O governador João Dória é um cínico. Seus argumentos são falácia pura. Desmascará-lo, portanto, é obrigação de toda pessoa de bom senso.

Se você for como eu, tem uma vontade incontrolável de responder a altura quando ouve certos absurdos, como os que ele tem falado. O problema, é que, muitas vezes, essa resposta não vem. A gente sente que tem algo errado, mas não consegue identificar na hora o que é.

Por exemplo, quando o governador solta o seu famigerado “melhor confinado do que enterrado”, no mesmo instante, qualquer pessoa, minimamente inteligente, percebe que tem algo que não se encaixa nessa frase.

O problema é que, na hora, antes de vir a resposta, vem a indignação, e os argumentos contra o que foi dito parece que ficam entalados na garganta.

Por isso, quando você se depara com uma falácia desse tipo, é importante tomar algumas medidas, que lhe ajudarão a não ficar paralisado diante do absurdo.
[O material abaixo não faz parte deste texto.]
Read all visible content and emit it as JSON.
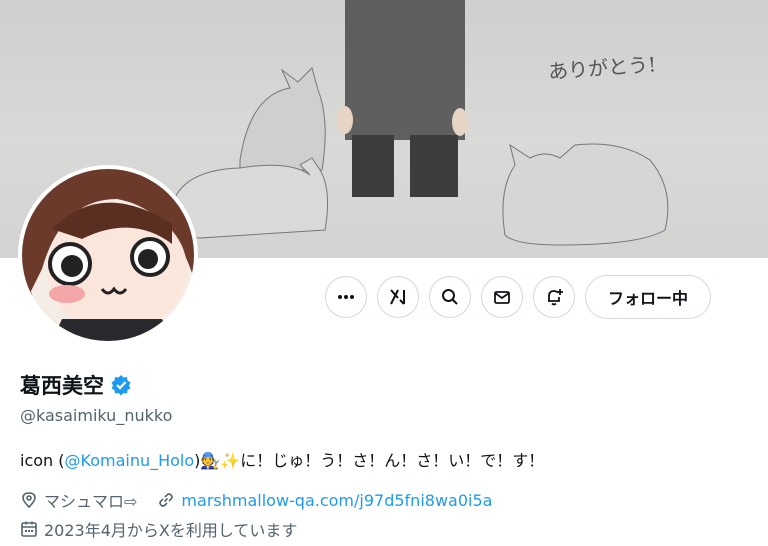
{
  "banner": {
    "caption": "ありがとう!"
  },
  "actions": {
    "more_icon": "more-icon",
    "grok_icon": "grok-icon",
    "search_icon": "search-icon",
    "message_icon": "message-icon",
    "notify_icon": "notification-add-icon",
    "follow_label": "フォロー中"
  },
  "profile": {
    "name": "葛西美空",
    "verified": true,
    "handle": "@kasaimiku_nukko",
    "bio_prefix": "icon (",
    "bio_mention": "@Komainu_Holo",
    "bio_suffix": ")🧑‍🔧✨に！じゅ！う！さ！ん！さ！い！で！す！",
    "location": "マシュマロ⇨",
    "website": "marshmallow-qa.com/j97d5fni8wa0i5a",
    "joined": "2023年4月からXを利用しています"
  },
  "colors": {
    "accent": "#1d9bf0",
    "secondary_text": "#536471",
    "border": "#cfd9de"
  }
}
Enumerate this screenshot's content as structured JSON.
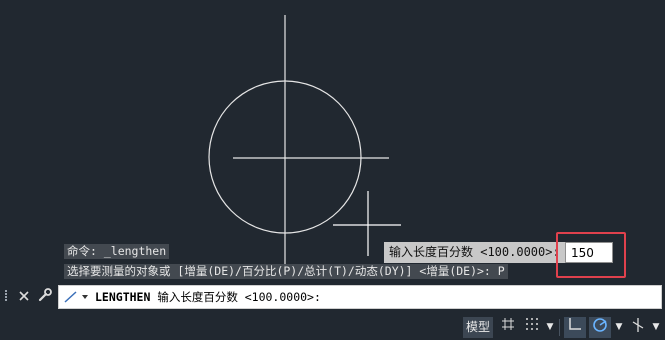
{
  "history": {
    "line1": "命令: _lengthen",
    "line2": "选择要测量的对象或 [增量(DE)/百分比(P)/总计(T)/动态(DY)] <增量(DE)>: P"
  },
  "dynamic_input": {
    "prompt": "输入长度百分数 <100.0000>:",
    "value": "150"
  },
  "command_line": {
    "command": "LENGTHEN",
    "prompt": " 输入长度百分数 <100.0000>:"
  },
  "status_bar": {
    "model_label": "模型"
  },
  "colors": {
    "background": "#212830",
    "geometry": "#e6e6e6",
    "highlight": "#e0414d"
  },
  "icons": {
    "close": "close-icon",
    "customize": "wrench-icon",
    "command": "lengthen-command-icon",
    "grid": "grid-icon",
    "snap": "snap-icon",
    "ortho": "ortho-icon",
    "polar": "polar-tracking-icon",
    "isodraft": "isodraft-icon"
  }
}
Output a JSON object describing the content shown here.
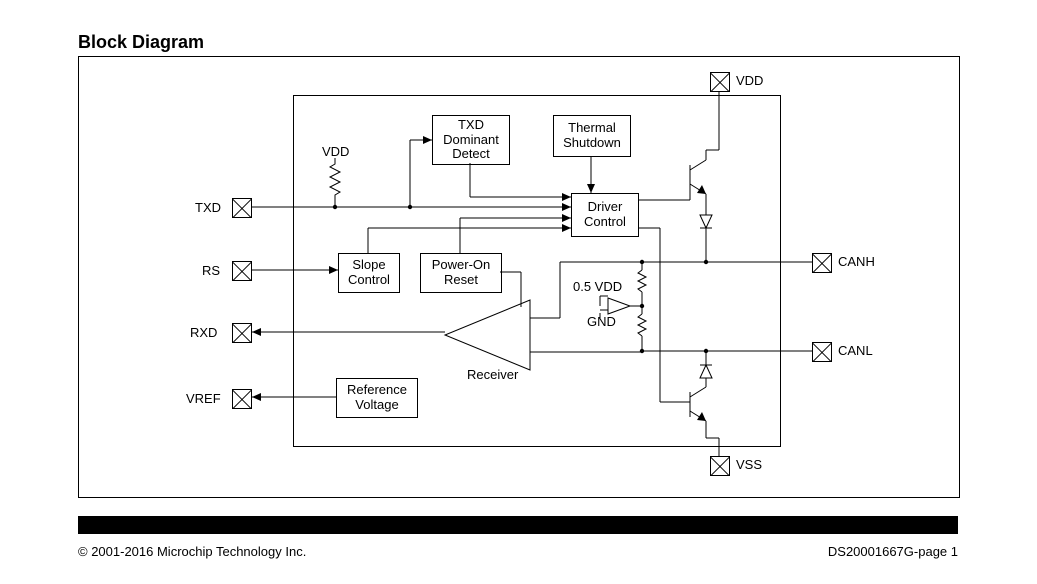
{
  "title": "Block Diagram",
  "pins": {
    "vdd_top": "VDD",
    "txd": "TXD",
    "rs": "RS",
    "rxd": "RXD",
    "vref": "VREF",
    "canh": "CANH",
    "canl": "CANL",
    "vss": "VSS"
  },
  "blocks": {
    "txd_dominant_detect": "TXD\nDominant\nDetect",
    "thermal_shutdown": "Thermal\nShutdown",
    "driver_control": "Driver\nControl",
    "slope_control": "Slope\nControl",
    "power_on_reset": "Power-On\nReset",
    "reference_voltage": "Reference\nVoltage"
  },
  "labels": {
    "vdd_pullup": "VDD",
    "receiver": "Receiver",
    "half_vdd": "0.5 VDD",
    "gnd": "GND"
  },
  "footer": {
    "left": "© 2001-2016 Microchip Technology Inc.",
    "right": "DS20001667G-page 1"
  }
}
São medidas que lhe darão certo traquejo, colaborando com que você responda à altura as idiotices que se ouve por aí.

O que eu lhe digo é o seguinte: com um pouco de treino retórico é possível destruir todos esses tipos de falácias.

Por isso, aqui vão quatro medidas claras e objetivas, que servirão sempre nesses casos.

A primeira coisa que você precisa saber é que desmascarar um argumento falacioso não é algo tão complicado. Falhamos nisso, muitas vezes, porque nos deixamos levar pelo sentimento. Às vezes, o argumento é tão sem vergonha, tão claramente cínico, que paramos de raciocinar, deixando a raiva dominar.

E esta é uma regra básica de qualquer debate: NUNCA SE DEIXE LEVAR PELA RAIVA.

Uma pessoa tomada por ela sai do modo racional para entrar no modo instintivo. Neste momento, o raciocínio não funciona direito e a única vontade que temos é de revidar, com os instrumentos mais primitivos, aquilo que detectamos como uma afronta.

Portanto, mantenha a calma, sempre. Mesmo quando do outro lado tenha um safado, que usa a retórica apenas para nos irritar. Autocontrole, neste caso, é essencial.

Feito isso, também É ESSENCIAL NÃO SE DEIXAR LEVAR PELAS PRIMEIRAS IMPRESSÕES. Isso porque um argumento falacioso aposta exatamente nelas para ser aceito.

O que é uma falácia senão a mera aparência de verdade? Como ela não pode convencer pela veracidade do que diz, aposta na ilusão, causando uma impressão de realidade.

Além do mais, a falácia costuma apelar para elementos extra-discursivos. A emoção é um dos preferidos. No caso da fala do governador, o contraste entre isolamento e morte é forte, mexe com um sentimento elementar, que é o instinto de sobrevivência.

Por isso, para não ser enredado pelo discurso falacioso, É IMPRESCINDÍVEL CRIAR O HÁBITO DE NUNCA PERMITIR QUE A EMOÇÃO INFLUENCIE O JULGAMENTO. Acostume-se a avaliar as razões puras e isole as sensações que elas despertam em você.

Isso é imprescindível para se pensar direito.

Por fim, ESTUDE RETÓRICA E ARGUMENTAÇÃO. Estas são duas áreas da comunicação geralmente deixadas de lado, em prol da persuasão e da oratória, mas que, quando bem estudadas, tornam-se uma arma poderosa em favor do orador e do debatedor.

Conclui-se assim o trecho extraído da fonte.